RESEARCH ARTICLE

Determination of optimal energy system and level for growing pigs

Sangwoo Park1,#https://orcid.org/0000-0003-2288-1374, Jeehwan Choe2,#https://orcid.org/0000-0002-7217-972X, Jin Ho Cho3,#https://orcid.org/0000-0001-7151-0778, Ki Beom Jang4https://orcid.org/0000-0001-6794-9569, Hyunjin Kyoung5https://orcid.org/0000-0001-5742-5374, Kyeong Il Park5https://orcid.org/0000-0002-3590-3993, Yonghee Kim5https://orcid.org/0009-0009-8334-3706, Jinmu Ahn5https://orcid.org/0009-0005-1490-2974, Hyeun Bum Kim6,*https://orcid.org/0000-0003-1366-6090, Minho Song5,*https://orcid.org/0000-0002-4515-5212
Author Information & Copyright
1Department of Animal Science, University of California, Davis, CA 95616, USA
2Department of Livestock, Korea National University of Agriculture and Fisheries, Jeonju 54874, Korea
3Department of Animal Science, Chungbuk National University, Cheongju 28644, Korea
4Department of Animal Science, North Carolina State University, Raleigh, NC 2769, USA
5Division of Animal and Dairy Science, Chungnam National University, Daejeon 34134, Korea
6Department of Animal Resources Science, Dankook University, Cheonan 31116, Korea
*Corresponding author: Hyeun Bum Kim, Department of Animal Resources Science, Dankook University, Cheonan 31116, Korea. Tel: +82-41-550-3653, E-mail: hbkim@dankook.ac.kr
*Corresponding author: Minho Song, Division of Animal and Dairy Science, Chungnam National University, Daejeon 34134, Korea. Tel: +82-42-821-5776, E-mail: mhsong@cnu.ac.kr

# These authors contributed equally to this work.
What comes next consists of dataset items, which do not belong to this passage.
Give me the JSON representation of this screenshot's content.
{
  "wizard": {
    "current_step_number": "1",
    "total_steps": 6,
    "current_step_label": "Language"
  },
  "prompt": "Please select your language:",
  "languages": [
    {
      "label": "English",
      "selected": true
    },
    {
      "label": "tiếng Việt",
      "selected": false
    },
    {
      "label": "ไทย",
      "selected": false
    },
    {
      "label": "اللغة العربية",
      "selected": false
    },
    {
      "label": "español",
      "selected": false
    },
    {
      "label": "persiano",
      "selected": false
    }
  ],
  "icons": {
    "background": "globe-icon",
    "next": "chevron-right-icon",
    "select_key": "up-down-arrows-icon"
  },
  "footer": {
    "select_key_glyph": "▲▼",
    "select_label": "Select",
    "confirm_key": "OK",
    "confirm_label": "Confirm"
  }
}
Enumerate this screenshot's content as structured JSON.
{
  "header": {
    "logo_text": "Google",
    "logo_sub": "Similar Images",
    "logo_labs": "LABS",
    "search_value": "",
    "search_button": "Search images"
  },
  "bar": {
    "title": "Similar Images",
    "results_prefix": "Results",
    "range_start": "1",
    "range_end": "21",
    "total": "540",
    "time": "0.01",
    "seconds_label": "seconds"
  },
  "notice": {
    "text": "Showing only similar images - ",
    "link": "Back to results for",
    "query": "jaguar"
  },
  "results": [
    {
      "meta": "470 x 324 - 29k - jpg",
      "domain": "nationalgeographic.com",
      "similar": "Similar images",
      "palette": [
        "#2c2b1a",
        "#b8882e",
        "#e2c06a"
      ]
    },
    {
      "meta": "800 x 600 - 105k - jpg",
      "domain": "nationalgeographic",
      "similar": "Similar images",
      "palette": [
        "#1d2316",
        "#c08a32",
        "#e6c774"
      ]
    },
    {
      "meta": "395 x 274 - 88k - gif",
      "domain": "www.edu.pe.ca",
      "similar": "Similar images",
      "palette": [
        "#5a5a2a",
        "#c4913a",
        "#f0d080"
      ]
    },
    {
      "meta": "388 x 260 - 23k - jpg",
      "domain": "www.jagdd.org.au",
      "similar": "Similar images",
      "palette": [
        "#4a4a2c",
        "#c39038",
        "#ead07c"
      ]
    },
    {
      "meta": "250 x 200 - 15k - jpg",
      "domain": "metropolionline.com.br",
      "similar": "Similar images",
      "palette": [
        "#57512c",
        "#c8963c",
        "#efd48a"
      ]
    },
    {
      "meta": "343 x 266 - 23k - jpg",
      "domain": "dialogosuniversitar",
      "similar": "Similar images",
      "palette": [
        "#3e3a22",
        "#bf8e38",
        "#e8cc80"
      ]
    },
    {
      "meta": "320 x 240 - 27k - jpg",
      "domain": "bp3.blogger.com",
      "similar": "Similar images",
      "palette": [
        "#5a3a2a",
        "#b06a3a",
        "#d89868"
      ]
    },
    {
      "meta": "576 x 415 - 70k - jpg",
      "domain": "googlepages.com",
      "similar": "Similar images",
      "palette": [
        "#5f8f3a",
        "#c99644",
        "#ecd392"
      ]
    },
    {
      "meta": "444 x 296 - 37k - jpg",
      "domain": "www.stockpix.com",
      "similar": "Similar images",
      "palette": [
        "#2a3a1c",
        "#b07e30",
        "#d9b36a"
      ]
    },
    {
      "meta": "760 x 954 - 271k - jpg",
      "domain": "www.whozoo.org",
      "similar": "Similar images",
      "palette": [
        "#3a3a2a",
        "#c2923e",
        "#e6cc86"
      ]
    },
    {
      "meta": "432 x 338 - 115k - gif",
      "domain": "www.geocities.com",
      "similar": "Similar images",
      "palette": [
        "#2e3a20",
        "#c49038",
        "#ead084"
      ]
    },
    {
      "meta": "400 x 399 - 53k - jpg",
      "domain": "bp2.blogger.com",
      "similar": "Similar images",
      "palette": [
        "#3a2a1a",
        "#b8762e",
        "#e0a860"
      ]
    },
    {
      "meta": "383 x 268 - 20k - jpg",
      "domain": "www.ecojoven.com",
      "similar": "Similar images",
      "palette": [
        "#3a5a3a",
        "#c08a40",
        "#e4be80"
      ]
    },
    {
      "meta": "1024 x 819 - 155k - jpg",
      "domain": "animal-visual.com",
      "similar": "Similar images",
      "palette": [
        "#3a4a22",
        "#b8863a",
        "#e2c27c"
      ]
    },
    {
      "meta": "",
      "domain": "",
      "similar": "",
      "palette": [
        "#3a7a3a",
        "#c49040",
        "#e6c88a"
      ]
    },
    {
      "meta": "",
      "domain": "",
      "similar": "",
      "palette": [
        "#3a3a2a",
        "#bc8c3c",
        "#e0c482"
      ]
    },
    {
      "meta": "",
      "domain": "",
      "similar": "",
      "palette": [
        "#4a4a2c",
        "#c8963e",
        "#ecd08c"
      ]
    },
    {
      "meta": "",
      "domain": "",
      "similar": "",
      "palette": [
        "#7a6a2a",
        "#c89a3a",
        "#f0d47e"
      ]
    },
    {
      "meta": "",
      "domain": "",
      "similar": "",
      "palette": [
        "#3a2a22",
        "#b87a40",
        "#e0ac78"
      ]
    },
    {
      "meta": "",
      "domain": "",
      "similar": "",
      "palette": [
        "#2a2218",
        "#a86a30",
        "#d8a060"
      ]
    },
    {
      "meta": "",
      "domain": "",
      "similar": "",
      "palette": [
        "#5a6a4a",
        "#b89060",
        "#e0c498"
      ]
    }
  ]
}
© Copyright 2024 Korean Society of Animal Science and Technology. This is an Open-Access article distributed under the terms of the Creative Commons Attribution Non-Commercial License (http://creativecommons.org/licenses/by-nc/4.0/) which permits unrestricted non-commercial use, distribution, and reproduction in any medium, provided the original work is properly cited.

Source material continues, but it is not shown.